O livro retrata a vida de Rodión Románovitch Raskólnikov, um estudante de direito que vive em um cubículo em São Petersburgo. O jovem ganha dinheiro fazendo pequenas traduções, mas vive à beira da miséria e não consegue honrar seus compromissos básicos, como o aluguel. Desesperado por dinheiro, ele planeja matar velha Aliena Ivánovna, uma agiota. Ele tenta justificar seu ato por meio de uma teoria: se grandes homens, como César ou Napoleão, foram assassinos absolvidos pela História, por que ele não seria? Quando a polícia resolve investigar o crime, Raskólnikov se sente perturbado ao ser interrogado pelo juiz Porfiri Pietróvitch.
Bônus
Bibiana e Belonísia são filhas de trabalhadores de uma fazenda no Sertão da Bahia, descendentes de escravos para quem a abolição nunca aconteceu realmente. Intrigadas com uma faca dentro de uma mala misteriosa sob a cama da avó, atrevem-se a pegá-la e um acidente muda para sempre suas vidas, tornando-as ainda mais próximas. Porém, com o avançar dos anos, a proximidade vai se desfazendo: enquanto Belonísia parece satisfeita com o trabalho na fazenda e os encantos do pai, Zeca Chapéu Grande, Bibiana percebe desde cedo a injustiça da servidão que há três décadas é imposta à família e decide lutar pelo direito à terra e emancipação dos trabalhadores. Para isso, é obrigada a partir da fazenda, separando-se da irmã.

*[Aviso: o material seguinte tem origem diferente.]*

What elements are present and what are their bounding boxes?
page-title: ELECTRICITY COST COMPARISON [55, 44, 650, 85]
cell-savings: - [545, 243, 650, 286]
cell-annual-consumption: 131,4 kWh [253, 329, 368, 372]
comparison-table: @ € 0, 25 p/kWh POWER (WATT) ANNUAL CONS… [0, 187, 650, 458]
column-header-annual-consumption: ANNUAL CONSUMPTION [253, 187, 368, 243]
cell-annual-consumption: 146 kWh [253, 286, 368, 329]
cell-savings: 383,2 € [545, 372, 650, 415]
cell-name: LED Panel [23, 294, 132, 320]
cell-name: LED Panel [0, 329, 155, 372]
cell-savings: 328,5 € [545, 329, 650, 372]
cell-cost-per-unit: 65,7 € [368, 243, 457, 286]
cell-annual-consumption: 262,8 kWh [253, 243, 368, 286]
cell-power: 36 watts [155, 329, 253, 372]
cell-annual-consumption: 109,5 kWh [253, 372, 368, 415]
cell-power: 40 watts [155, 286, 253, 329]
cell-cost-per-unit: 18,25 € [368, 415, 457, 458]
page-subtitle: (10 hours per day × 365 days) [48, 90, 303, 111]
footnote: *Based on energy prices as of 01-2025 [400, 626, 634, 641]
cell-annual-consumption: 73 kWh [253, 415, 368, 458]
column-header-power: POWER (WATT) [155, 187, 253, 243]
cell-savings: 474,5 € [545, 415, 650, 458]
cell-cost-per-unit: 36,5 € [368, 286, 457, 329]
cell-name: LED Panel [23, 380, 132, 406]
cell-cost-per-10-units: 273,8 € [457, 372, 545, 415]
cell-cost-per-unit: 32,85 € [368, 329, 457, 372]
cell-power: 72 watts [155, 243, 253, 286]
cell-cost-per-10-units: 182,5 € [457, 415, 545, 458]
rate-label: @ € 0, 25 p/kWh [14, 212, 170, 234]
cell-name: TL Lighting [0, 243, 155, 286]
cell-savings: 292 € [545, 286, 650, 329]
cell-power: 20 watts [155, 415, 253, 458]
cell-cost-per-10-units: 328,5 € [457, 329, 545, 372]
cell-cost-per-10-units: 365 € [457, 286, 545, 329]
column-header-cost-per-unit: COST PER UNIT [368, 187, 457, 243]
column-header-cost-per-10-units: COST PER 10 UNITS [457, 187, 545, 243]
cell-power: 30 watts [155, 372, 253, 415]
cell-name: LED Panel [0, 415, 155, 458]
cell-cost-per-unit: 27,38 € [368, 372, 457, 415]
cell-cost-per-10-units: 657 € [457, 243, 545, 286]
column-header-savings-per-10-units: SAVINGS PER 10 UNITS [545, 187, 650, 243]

Italo Calvino mostra a jornada de um Leitor e de uma Leitora que tentam de diferentes maneiras terminar a leitura de “Se Um Viajante Numa Noite de Inverno”. Após pegar a obra recém-lançada, o personagem percebe que ela está defeituosa e o primeiro capítulo se repete. Ele retorna à loja, onde encontra a Leitora, que passa pelo mesmo problema. Eles descobrem juntos que o capítulo não se refere à obra que buscavam, mas a uma história polonesa, que acaba distraindo-os. Eles trocam o exemplar de “Se Um Viajante Numa Noite de Inverno”, mas a leitura logo é interrompida novamente por várias páginas em branco. Assim por diante, Italo Calvino escreve dez inícios para um mesmo romance, criando uma alegoria para a literatura no mundo capitalista, no qual o leitor está condenado à leitura de obras superficiais que servem ao entretenimento.